Our lack of systemic and integrated thinking on cities has major day-to-day consequences.  We think nothing of pushing through huge infrastructure projects like elevated metros and flyovers with little thought of their impact on the cultural and ecological fabric of the city.  We act perturbed when our disregard for the natural flows of the land in our urban plans and management leads to cities flooding in any heavy rain, or our inability to integrate data and anticipate impacts leads to polluted environments that degrade rapidly.  We push through land-use plans within inefficient, opaque and corrupt land markets that lead to an urban economy whose price thresholds determine that half (or more) of the city’s population cannot afford officially recognised forms of tenure; and the resulting degradation and fragmentation of space leads to huge inefficiencies in urban systems such as traffic, water supply, sewerage and electric power.  The consequent psychological alienation, contestation over land, will only increase, becoming more and more violent, and we are already seeing the initial signs of this increasing violence.

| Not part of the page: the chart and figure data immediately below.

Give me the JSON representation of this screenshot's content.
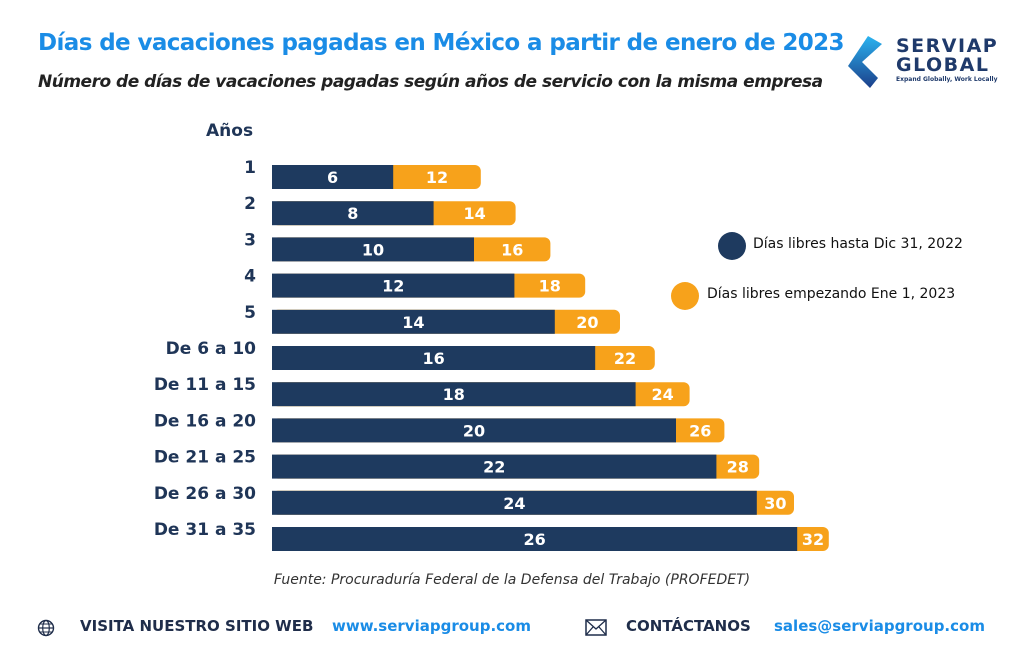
{
  "header": {
    "title": "Días de vacaciones pagadas en México a partir de enero de 2023",
    "subtitle": "Número de días de vacaciones pagadas según años de servicio con la misma empresa"
  },
  "logo": {
    "line1": "SERVIAP",
    "line2": "GLOBAL",
    "tagline": "Expand Globally, Work Locally"
  },
  "chart_data": {
    "type": "bar",
    "orientation": "horizontal",
    "ylabel": "Años",
    "categories": [
      "1",
      "2",
      "3",
      "4",
      "5",
      "De 6 a 10",
      "De 11 a 15",
      "De 16 a 20",
      "De 21 a 25",
      "De 26 a 30",
      "De 31 a 35"
    ],
    "series": [
      {
        "name": "Días libres hasta Dic 31, 2022",
        "color": "#1e3a5f",
        "values": [
          6,
          8,
          10,
          12,
          14,
          16,
          18,
          20,
          22,
          24,
          26
        ]
      },
      {
        "name": "Días libres empezando Ene 1, 2023",
        "color": "#f7a21b",
        "values": [
          12,
          14,
          16,
          18,
          20,
          22,
          24,
          26,
          28,
          30,
          32
        ]
      }
    ],
    "legend_position": "right",
    "grid": false
  },
  "source": "Fuente: Procuraduría Federal de la Defensa del Trabajo (PROFEDET)",
  "footer": {
    "web_label": "VISITA NUESTRO SITIO WEB",
    "web_url": "www.serviapgroup.com",
    "contact_label": "CONTÁCTANOS",
    "email": "sales@serviapgroup.com"
  }
}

What will happen to this situation as we rapidly urbanise further?  The numbers are mind-numbingly huge: over the next three or four decades, we will add four hundred million new urban citizens to our polity.  We must radically transform our capacity to imagine the Indian city as a cultural, democratic and inclusive space.  The extent to which we affect this transformation will determine whether we sink or swim as a nation.

In this context, the redevelopment of Central Vista is a huge opportunity.  As a symbol of India’s democracy, it offers the chance to propose a new vision of the Indian city.  Should we allow its redevelopment, as proposed by this competition, to proceed unchecked?  Or should ‘we the people’ rise up and demand that the clock be rewound and reset on how this area is to be imagined.  There is far more at stake than the redevelopment of a central precinct in New Delhi.